To Montauk I went, past farm stands and windmills and the cute little downtowns of Water Mill and Bridgehampton, stopping in the chi-chi downtown of East Hampton for lunch. After East Hampton (well, after Amagansett) it gets very rural – I stopped at some state park overlooks but the tick warnings were enough to dissuade me from doing any hiking. Maybe next winter or spring before it is sandals weather and I am still wearing long pants that I can tuck into socks. I did go to Montauk Lighthouse (commissioned by George Washington) and looked at Block Island – it’s not that far away!

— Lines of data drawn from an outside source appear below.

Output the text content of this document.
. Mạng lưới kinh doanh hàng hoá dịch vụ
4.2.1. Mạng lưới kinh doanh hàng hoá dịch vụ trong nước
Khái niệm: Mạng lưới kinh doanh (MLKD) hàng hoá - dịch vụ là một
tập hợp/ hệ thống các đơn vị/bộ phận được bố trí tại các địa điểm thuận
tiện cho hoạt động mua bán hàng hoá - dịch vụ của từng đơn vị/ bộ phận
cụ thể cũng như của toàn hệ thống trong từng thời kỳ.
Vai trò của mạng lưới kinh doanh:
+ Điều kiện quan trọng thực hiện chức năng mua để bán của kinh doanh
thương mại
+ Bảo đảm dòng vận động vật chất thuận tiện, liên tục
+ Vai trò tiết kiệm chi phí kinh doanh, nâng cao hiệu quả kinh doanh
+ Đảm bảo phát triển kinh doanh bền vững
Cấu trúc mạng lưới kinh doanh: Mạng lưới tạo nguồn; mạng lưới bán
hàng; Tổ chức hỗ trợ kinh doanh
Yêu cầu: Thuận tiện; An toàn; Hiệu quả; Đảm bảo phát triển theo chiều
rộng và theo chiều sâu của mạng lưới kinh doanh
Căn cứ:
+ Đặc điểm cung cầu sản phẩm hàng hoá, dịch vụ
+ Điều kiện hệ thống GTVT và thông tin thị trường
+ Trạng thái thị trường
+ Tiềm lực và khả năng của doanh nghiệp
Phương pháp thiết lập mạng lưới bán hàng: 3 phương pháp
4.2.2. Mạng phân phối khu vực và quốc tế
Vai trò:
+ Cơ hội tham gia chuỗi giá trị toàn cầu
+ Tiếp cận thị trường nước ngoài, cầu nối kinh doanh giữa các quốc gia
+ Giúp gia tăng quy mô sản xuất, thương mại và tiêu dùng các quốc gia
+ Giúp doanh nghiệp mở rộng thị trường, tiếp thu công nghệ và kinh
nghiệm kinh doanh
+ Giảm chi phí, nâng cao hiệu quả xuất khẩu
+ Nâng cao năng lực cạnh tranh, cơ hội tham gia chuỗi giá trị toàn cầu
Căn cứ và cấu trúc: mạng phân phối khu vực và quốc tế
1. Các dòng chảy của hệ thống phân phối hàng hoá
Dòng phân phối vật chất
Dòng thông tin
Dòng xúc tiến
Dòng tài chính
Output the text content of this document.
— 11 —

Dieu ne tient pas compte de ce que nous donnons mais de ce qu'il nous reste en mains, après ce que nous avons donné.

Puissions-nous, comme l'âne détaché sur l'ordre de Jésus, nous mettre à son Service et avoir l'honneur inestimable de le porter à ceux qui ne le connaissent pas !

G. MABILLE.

The next day I drove west to Riverhead, which had always been a name on the Long Island Expressway sign and not an actual destination. Its downtown looked like an old Midwest one as opposed to the cute/trendy ones on the Forks. To the North Fork I went – through Aquebogue, and Jamesport, and Laurel, and Mattituck, and Comet, and Cupid (no, just kidding) – to Cutchogue, where I ate at the home-cooking diner there (tourist info that I read said chicken pot pie – I have been in the mood for one, since the time I went to the Golden Pear here for one and they told me it was just a winter dish; alas, the Cutchogue Diner did not have one on this day either). I went past winery after winery, leaving tasting for another time (I think it would be more fun to go with a friend…). Long Island wines have started to get good reviews and awards, so they say (job opportunity? I did like the wine industry. But I don’t want to go back…). Onward through Peconic, Southold, and Greenport to Orient Point, another place that always seemed so far out there…in the Orient!


I saw the ferry to New London and marveled that I had just traveled to the end of Long Island Sound. I did short hikes in Orient Point County Park and Orient Point State Park (they’re on different sides of the point), checking afterwards for ticks. I stopped in Greenport on the way back – it seems to be the cutest North Fork town – and rather than going around all the way west, I took the north ferry to Shelter Island. Did another short hike in the Nature Conservancy lands there (another place to go back to, properly dressed!) and then took the south ferry to Sag Harbor and walked around its cute downtown for a while.


I know that I have said a couple of times that I wouldn’t mind living out here someday. Could this have been my someday? There are lots of things to do – the hikes and wineries, historic museums, places to eat and to shop – and maybe if I had a car here and more time here I would explore more, but now that I’ve seen what’s there, I feel very content to remain in Southampton, where I have everything I need in walking or biking distance! When I returned the car I walked through the cute downtown right here, and the next day I walked on the little nature path that’s about a mile from the house. The hydrangeas are just beginning to bloom and it’s finally beach-walking weather (trash or no trash). With my departure date postponed, I can enjoy a couple of weeks of the Southampton that the summer people come for!